As far as the seat and rail go, the seat is cushioned and very comfortable even with extended rowing sessions. The action of the seat on the track is also super smooth so no issues there.
Small and easy to store
It has a large water-filled tank at the front of the machine and it’s made from wood so it’s heavier than an aluminum fan or hydraulic rower.
That being said, with the tank full it weighs about 100-ish lbs. with the majority of the weight concentrated at the front which is also where the wheels are. So while it is heavier, it’s not hard to move it around.
Additionally, it can be stored fully upright. So when you’re done, you can just lift it up and push it against the wall.
When it’s in the upright position, it’s very stable so you don’t have to worry about it randomly falling over. It also takes up a minimal amount of space so you can put it in a corner or somewhere out of the way.
All models come with a 5-year warranty on the frame and they have high weight limits so it’s pretty solid.
The one area that people have reported problems is with the water tank.
If you put it in an active gym or in a spot where it can be banged into, the tank can spring a leak and if that happens, you have to buy a new tank that is moderately pricey.
That being said, if you’re using it in your house, it’s highly unlikely that you’ll have this issue.
The water rowing machines require a unique type of maintenance. The tank that holds the water can get algae and therefore requires water purification tablets.

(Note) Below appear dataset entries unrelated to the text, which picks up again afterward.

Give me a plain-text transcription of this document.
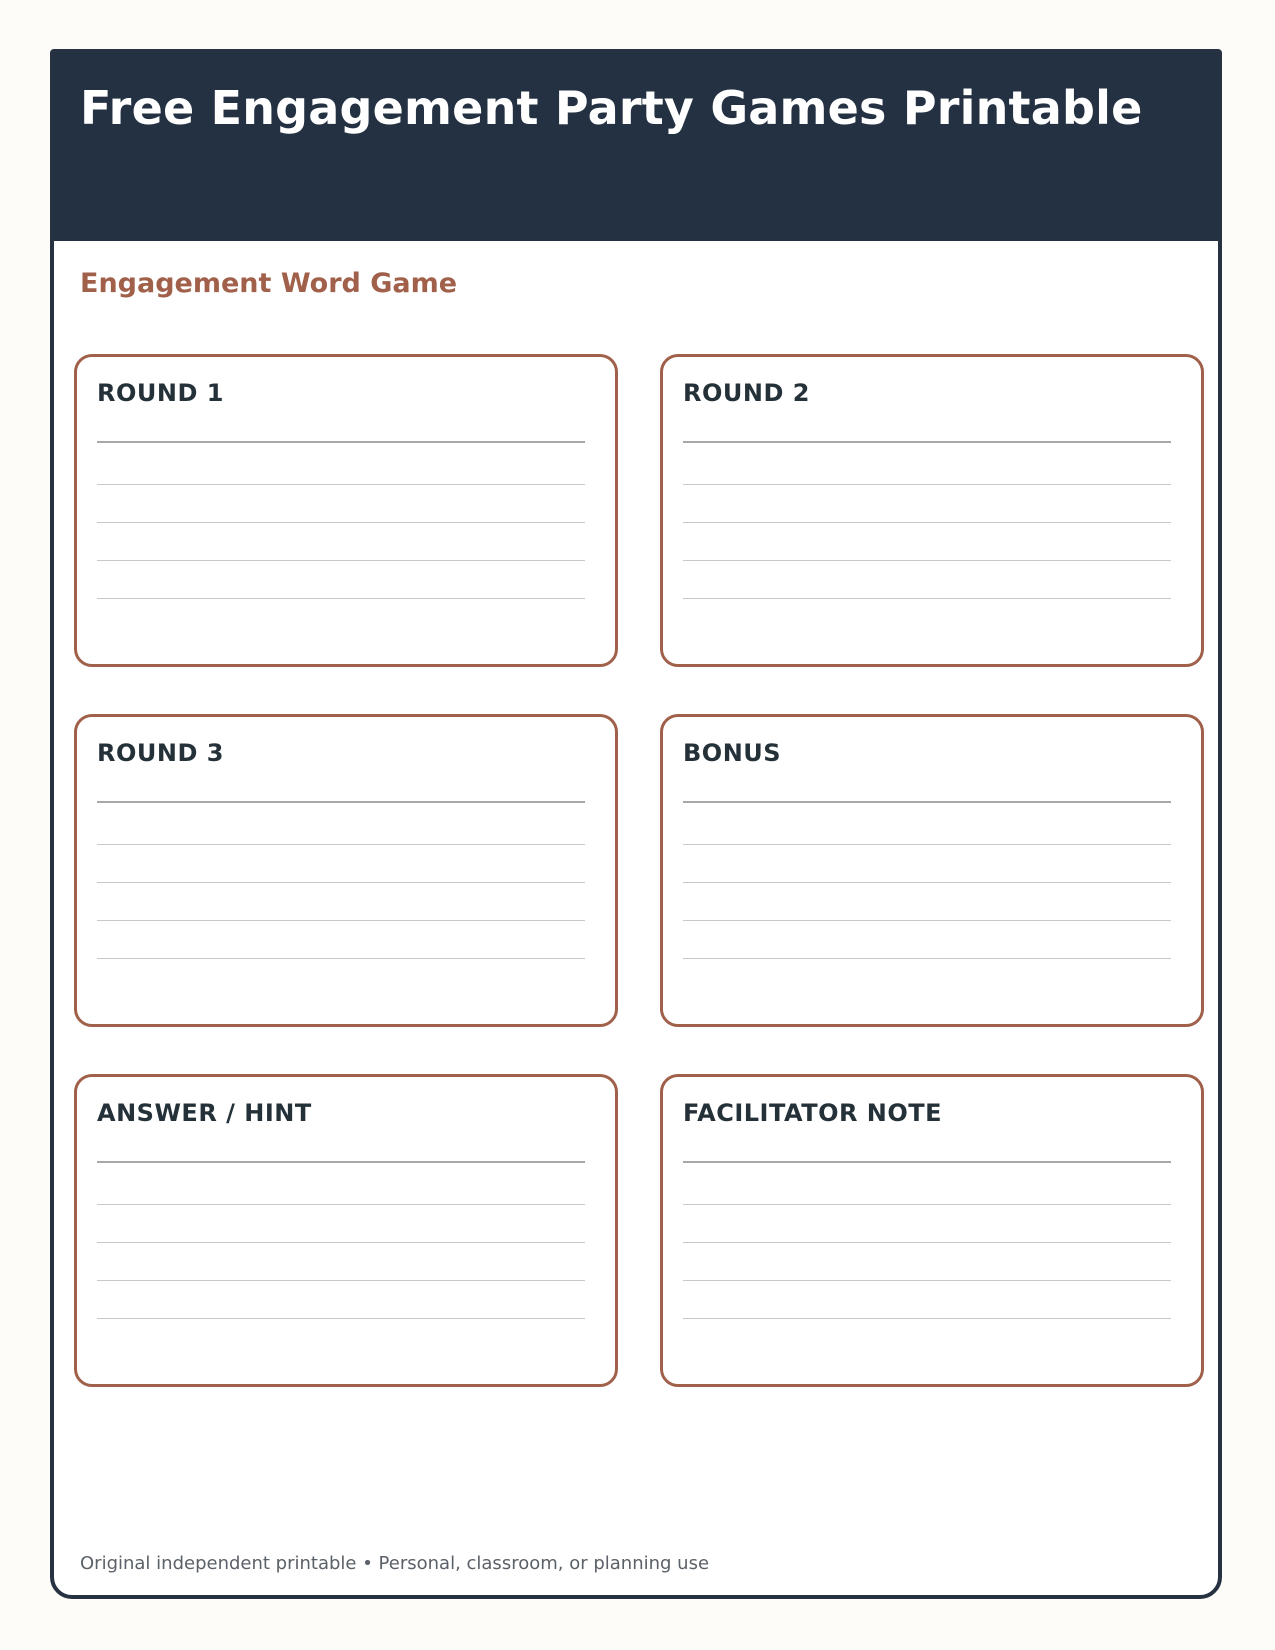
Free Engagement Party Games Printable
Engagement Word Game
ROUND 1	ROUND 2
ROUND 3	BONUS
ANSWER / HINT	FACILITATOR NOTE
Original independent printable • Personal, classroom, or planning use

WaterRower will provide you with the tablets and you only have to drop one in every 2-3 months so it’s very minimal maintenance, to say the least. That being said, if you forget and do get an algae problem, it’s a bit of a pain to drain the water and refill it.
Concept 2 Model D
The Concept2 Model D is the top rowing machine and widely considered to be the gold standard.
It’s a different experience altogether because it’s an air rower and not a water rower but it’s extremely reliable, has an excellent monitor with programmable workouts, and it breaks down into two pieces for easy transport or to move it out of the way.

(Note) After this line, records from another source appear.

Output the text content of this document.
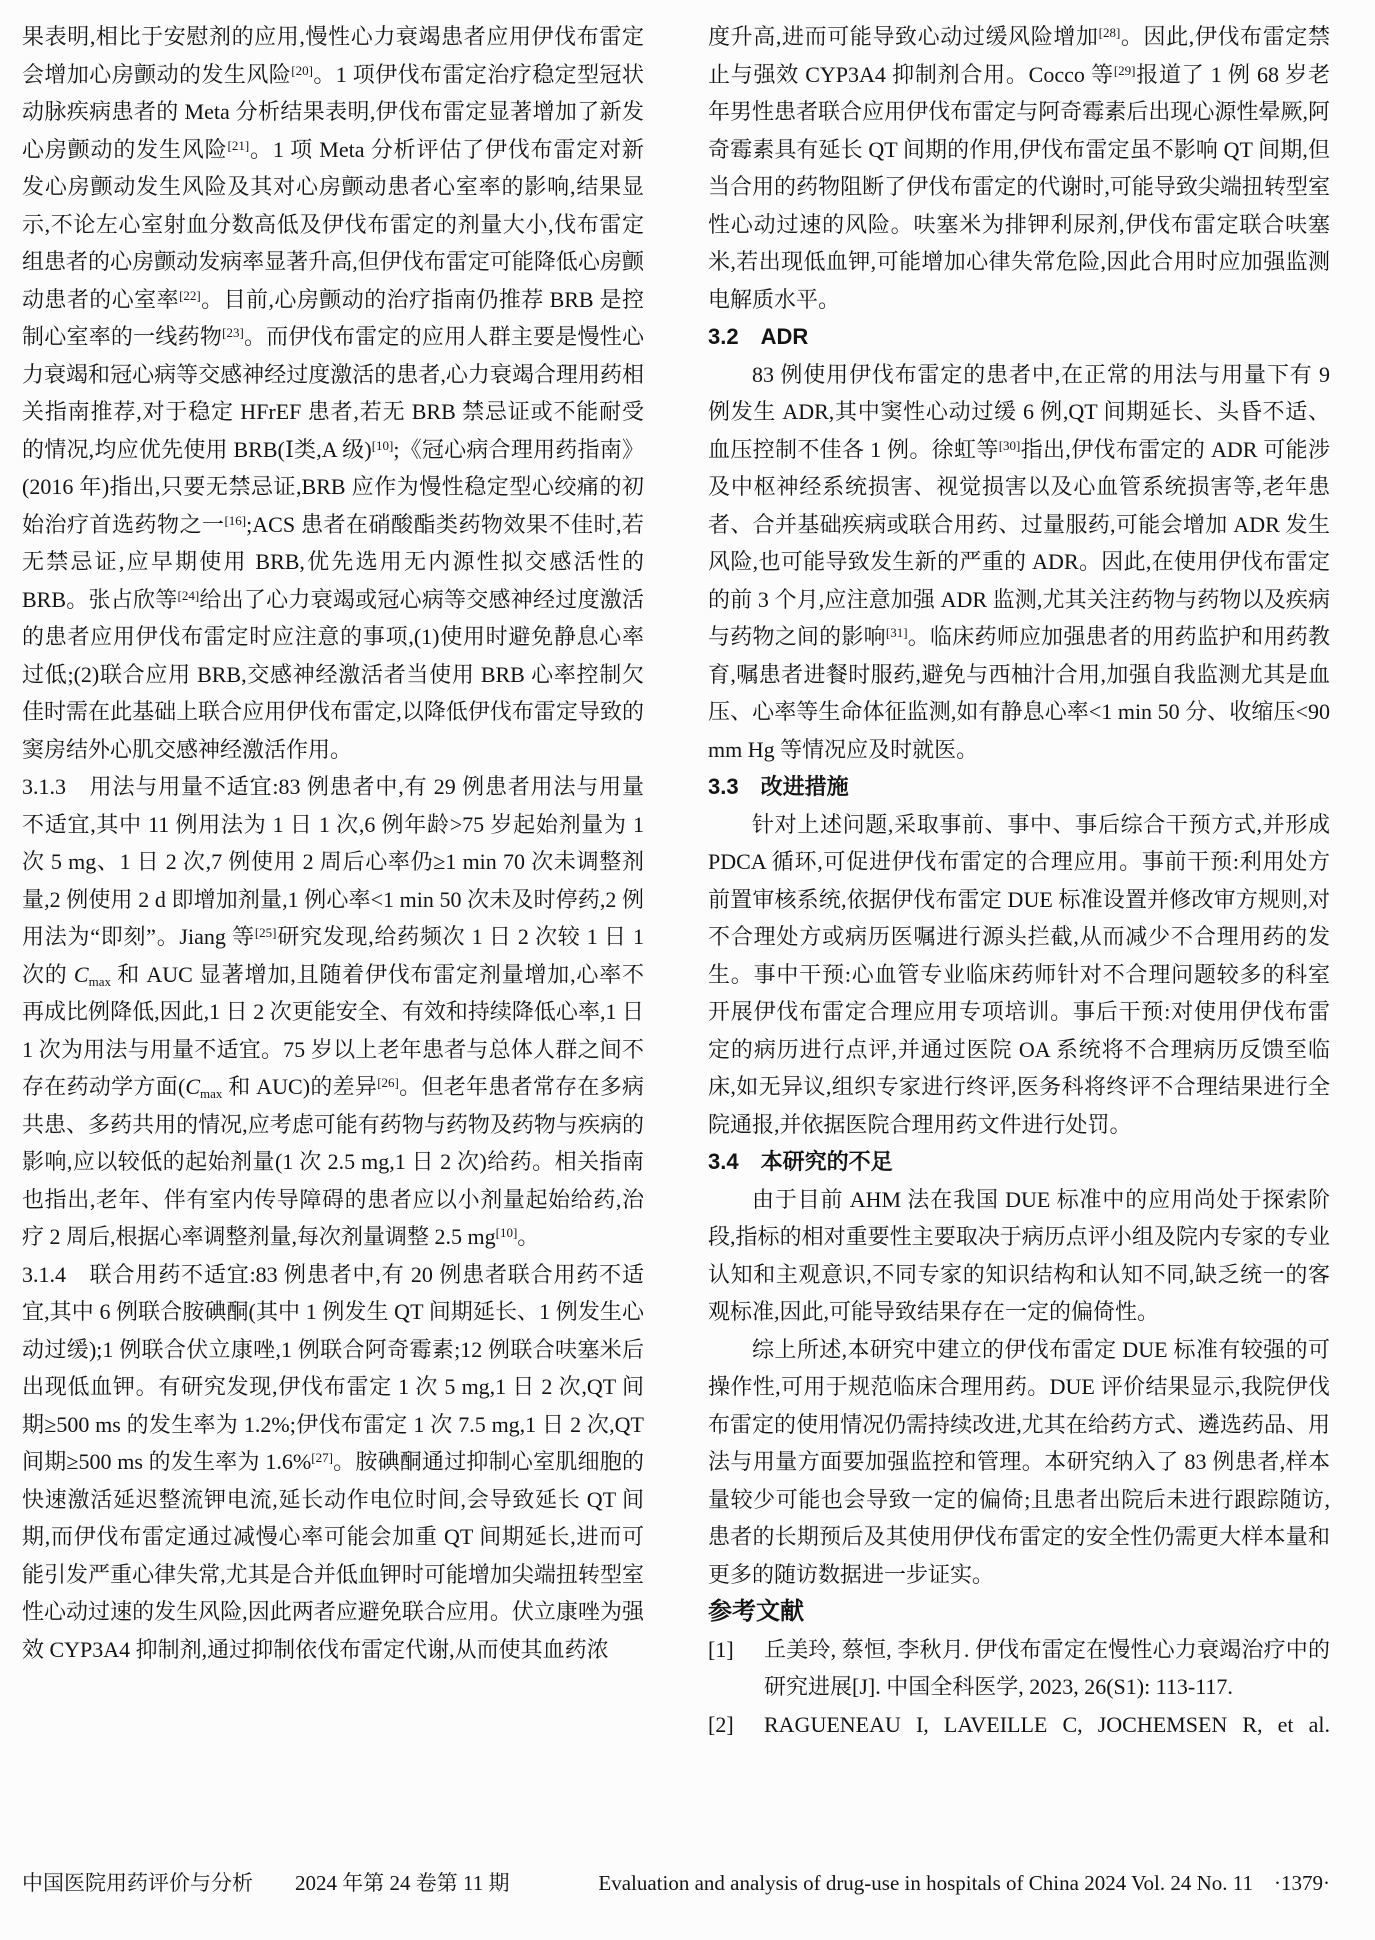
果表明,相比于安慰剂的应用,慢性心力衰竭患者应用伊伐布雷定会增加心房颤动的发生风险[20]。1 项伊伐布雷定治疗稳定型冠状动脉疾病患者的 Meta 分析结果表明,伊伐布雷定显著增加了新发心房颤动的发生风险[21]。1 项 Meta 分析评估了伊伐布雷定对新发心房颤动发生风险及其对心房颤动患者心室率的影响,结果显示,不论左心室射血分数高低及伊伐布雷定的剂量大小,伐布雷定组患者的心房颤动发病率显著升高,但伊伐布雷定可能降低心房颤动患者的心室率[22]。目前,心房颤动的治疗指南仍推荐 BRB 是控制心室率的一线药物[23]。而伊伐布雷定的应用人群主要是慢性心力衰竭和冠心病等交感神经过度激活的患者,心力衰竭合理用药相关指南推荐,对于稳定 HFrEF 患者,若无 BRB 禁忌证或不能耐受的情况,均应优先使用 BRB(Ⅰ类,A 级)[10];《冠心病合理用药指南》(2016 年)指出,只要无禁忌证,BRB 应作为慢性稳定型心绞痛的初始治疗首选药物之一[16];ACS 患者在硝酸酯类药物效果不佳时,若无禁忌证,应早期使用 BRB,优先选用无内源性拟交感活性的 BRB。张占欣等[24]给出了心力衰竭或冠心病等交感神经过度激活的患者应用伊伐布雷定时应注意的事项,(1)使用时避免静息心率过低;(2)联合应用 BRB,交感神经激活者当使用 BRB 心率控制欠佳时需在此基础上联合应用伊伐布雷定,以降低伊伐布雷定导致的窦房结外心肌交感神经激活作用。
3.1.3　用法与用量不适宜:83 例患者中,有 29 例患者用法与用量不适宜,其中 11 例用法为 1 日 1 次,6 例年龄>75 岁起始剂量为 1 次 5 mg、1 日 2 次,7 例使用 2 周后心率仍≥1 min 70 次未调整剂量,2 例使用 2 d 即增加剂量,1 例心率<1 min 50 次未及时停药,2 例用法为“即刻”。Jiang 等[25]研究发现,给药频次 1 日 2 次较 1 日 1 次的 $C_{max}$ 和 AUC 显著增加,且随着伊伐布雷定剂量增加,心率不再成比例降低,因此,1 日 2 次更能安全、有效和持续降低心率,1 日 1 次为用法与用量不适宜。75 岁以上老年患者与总体人群之间不存在药动学方面($C_{max}$ 和 AUC)的差异[26]。但老年患者常存在多病共患、多药共用的情况,应考虑可能有药物与药物及药物与疾病的影响,应以较低的起始剂量(1 次 2.5 mg,1 日 2 次)给药。相关指南也指出,老年、伴有室内传导障碍的患者应以小剂量起始给药,治疗 2 周后,根据心率调整剂量,每次剂量调整 2.5 mg[10]。
3.1.4　联合用药不适宜:83 例患者中,有 20 例患者联合用药不适宜,其中 6 例联合胺碘酮(其中 1 例发生 QT 间期延长、1 例发生心动过缓);1 例联合伏立康唑,1 例联合阿奇霉素;12 例联合呋塞米后出现低血钾。有研究发现,伊伐布雷定 1 次 5 mg,1 日 2 次,QT 间期≥500 ms 的发生率为 1.2%;伊伐布雷定 1 次 7.5 mg,1 日 2 次,QT 间期≥500 ms 的发生率为 1.6%[27]。胺碘酮通过抑制心室肌细胞的快速激活延迟整流钾电流,延长动作电位时间,会导致延长 QT 间期,而伊伐布雷定通过减慢心率可能会加重 QT 间期延长,进而可能引发严重心律失常,尤其是合并低血钾时可能增加尖端扭转型室性心动过速的发生风险,因此两者应避免联合应用。伏立康唑为强效 CYP3A4 抑制剂,通过抑制依伐布雷定代谢,从而使其血药浓
度升高,进而可能导致心动过缓风险增加[28]。因此,伊伐布雷定禁止与强效 CYP3A4 抑制剂合用。Cocco 等[29]报道了 1 例 68 岁老年男性患者联合应用伊伐布雷定与阿奇霉素后出现心源性晕厥,阿奇霉素具有延长 QT 间期的作用,伊伐布雷定虽不影响 QT 间期,但当合用的药物阻断了伊伐布雷定的代谢时,可能导致尖端扭转型室性心动过速的风险。呋塞米为排钾利尿剂,伊伐布雷定联合呋塞米,若出现低血钾,可能增加心律失常危险,因此合用时应加强监测电解质水平。
3.2　ADR
83 例使用伊伐布雷定的患者中,在正常的用法与用量下有 9 例发生 ADR,其中窦性心动过缓 6 例,QT 间期延长、头昏不适、血压控制不佳各 1 例。徐虹等[30]指出,伊伐布雷定的 ADR 可能涉及中枢神经系统损害、视觉损害以及心血管系统损害等,老年患者、合并基础疾病或联合用药、过量服药,可能会增加 ADR 发生风险,也可能导致发生新的严重的 ADR。因此,在使用伊伐布雷定的前 3 个月,应注意加强 ADR 监测,尤其关注药物与药物以及疾病与药物之间的影响[31]。临床药师应加强患者的用药监护和用药教育,嘱患者进餐时服药,避免与西柚汁合用,加强自我监测尤其是血压、心率等生命体征监测,如有静息心率<1 min 50 分、收缩压<90 mm Hg 等情况应及时就医。
3.3　改进措施
针对上述问题,采取事前、事中、事后综合干预方式,并形成 PDCA 循环,可促进伊伐布雷定的合理应用。事前干预:利用处方前置审核系统,依据伊伐布雷定 DUE 标准设置并修改审方规则,对不合理处方或病历医嘱进行源头拦截,从而减少不合理用药的发生。事中干预:心血管专业临床药师针对不合理问题较多的科室开展伊伐布雷定合理应用专项培训。事后干预:对使用伊伐布雷定的病历进行点评,并通过医院 OA 系统将不合理病历反馈至临床,如无异议,组织专家进行终评,医务科将终评不合理结果进行全院通报,并依据医院合理用药文件进行处罚。
3.4　本研究的不足
由于目前 AHM 法在我国 DUE 标准中的应用尚处于探索阶段,指标的相对重要性主要取决于病历点评小组及院内专家的专业认知和主观意识,不同专家的知识结构和认知不同,缺乏统一的客观标准,因此,可能导致结果存在一定的偏倚性。
综上所述,本研究中建立的伊伐布雷定 DUE 标准有较强的可操作性,可用于规范临床合理用药。DUE 评价结果显示,我院伊伐布雷定的使用情况仍需持续改进,尤其在给药方式、遴选药品、用法与用量方面要加强监控和管理。本研究纳入了 83 例患者,样本量较少可能也会导致一定的偏倚;且患者出院后未进行跟踪随访,患者的长期预后及其使用伊伐布雷定的安全性仍需更大样本量和更多的随访数据进一步证实。
参考文献
[1]	丘美玲, 蔡恒, 李秋月. 伊伐布雷定在慢性心力衰竭治疗中的研究进展[J]. 中国全科医学, 2023, 26(S1): 113-117.
[2]	RAGUENEAU I, LAVEILLE C, JOCHEMSEN R, et al.
中国医院用药评价与分析　　2024 年第 24 卷第 11 期	Evaluation and analysis of drug-use in hospitals of China 2024 Vol. 24 No. 11　·1379·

Which do I prefer? I like the Concept2 better than the WaterRower but it’s really a personal preference.
The Concept2 doesn’t look as nice as the WaterRower, it doesn’t match the feeling of rowing on water as closely, and it’s noisier. But I like that durability, the foot positioning, and the overall experience of using it. I feel like it’s a better machine for pure fitness.
Mr. Captain Rowing machine
I have not personally used the Mr. Captain rowing machine so I can’t say directly what the experience is like.

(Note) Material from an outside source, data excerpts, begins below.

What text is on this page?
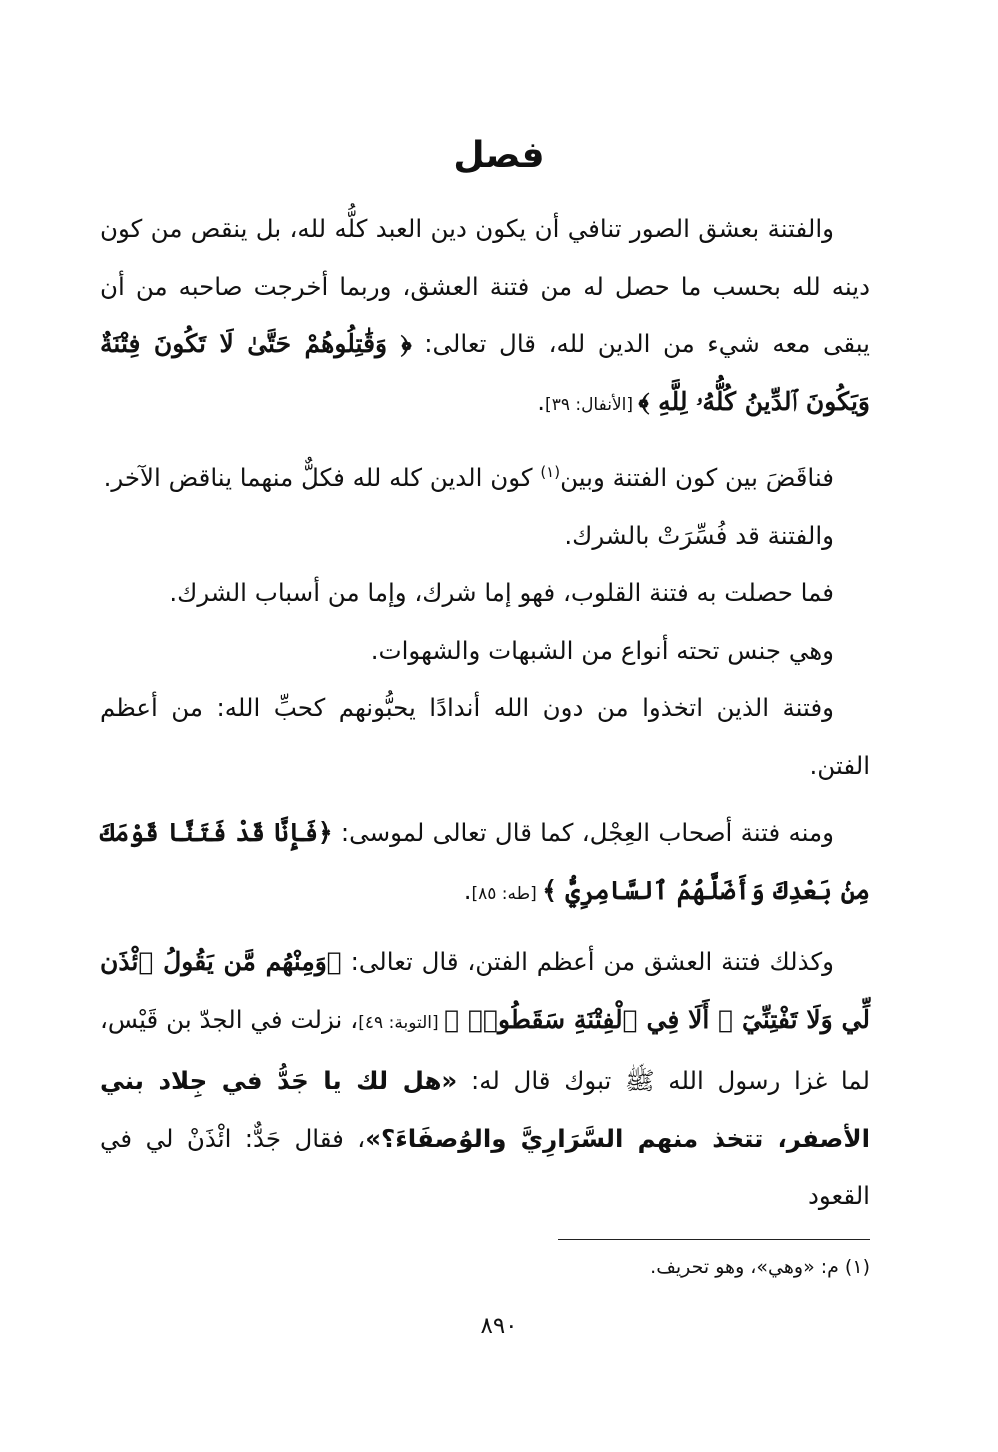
فصل

والفتنة بعشق الصور تنافي أن يكون دين العبد كلُّه لله، بل ينقص من كون دينه لله بحسب ما حصل له من فتنة العشق، وربما أخرجت صاحبه من أن يبقى معه شيء من الدين لله، قال تعالى: ﴿ وَقَٰتِلُوهُمْ حَتَّىٰ لَا تَكُونَ فِتْنَةٌ وَيَكُونَ ٱلدِّينُ كُلُّهُۥ لِلَّهِ ﴾ [الأنفال: ٣٩].

فناقَضَ بين كون الفتنة وبين$^{(١)}$ كون الدين كله لله فكلٌّ منهما يناقض الآخر.

والفتنة قد فُسِّرَتْ بالشرك.

فما حصلت به فتنة القلوب، فهو إما شرك، وإما من أسباب الشرك.

وهي جنس تحته أنواع من الشبهات والشهوات.

وفتنة الذين اتخذوا من دون الله أندادًا يحبُّونهم كحبِّ الله: من أعظم الفتن.

ومنه فتنة أصحاب العِجْل، كما قال تعالى لموسى: ﴿فَإِنَّا قَدْ فَتَنَّا قَوْمَكَ مِنۢ بَعْدِكَ وَأَضَلَّهُمُ ٱلسَّامِرِيُّ ﴾ [طه: ٨٥].

وكذلك فتنة العشق من أعظم الفتن، قال تعالى: ﴿وَمِنْهُم مَّن يَقُولُ ٱئْذَن لِّي وَلَا تَفْتِنِّيٓ ۚ أَلَا فِي ٱلْفِتْنَةِ سَقَطُوا۟ ﴾ [التوبة: ٤٩]، نزلت في الجدّ بن قَيْس، لما غزا رسول الله ﷺ تبوك قال له: «هل لك يا جَدُّ في جِلاد بني الأصفر، تتخذ منهم السَّرَارِيَّ والوُصفَاءَ؟»، فقال جَدٌّ: ائْذَنْ لي في القعود

(١) م: «وهي»، وهو تحريف.
٨٩٠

However, from a style and functionality perspective, it is very close to the WaterRower and at the time of this writing, it’s a little more affordable. It has a very cool vintage look, a similar monitor, and a dual-rail design.
It’s also highly reviewed so it looks like a solid competitor to the WaterRower and it’s worth checking out
The WaterRower solves the problem of getting a good workout in the comfort of your home and it looks fantastic. You can simply jump on it, start rowing and increase the resistance by rowing harder. It’s a no B.S. rower that’s great for both beginners and athletes.
So would I recommend you buy it? Yes and no.
Yes, you should buy it if you know you want a water rowing machine. In other words, if you know you want a rower that uses water as the means of resistance, then the WaterRower is the top of the line rower in this category.
However, if you know you want a high-end rower that’s versatile and you don’t care what type of resistance it uses, then the Concept2 is my favorite. It’s lightweight, still looks great, and it has a more advanced monitor with programmable workouts, real-time feedback, and some cool bells and whistles. It’s widely considered to be the “gold standard” in rowing machines.
I hope this WaterRower review has been helpful to you and that you either get started in rowing or upgrade your current setup to one of those two machines today. Because, ultimately, you can’t go wrong with either one of these tops of the line rowers.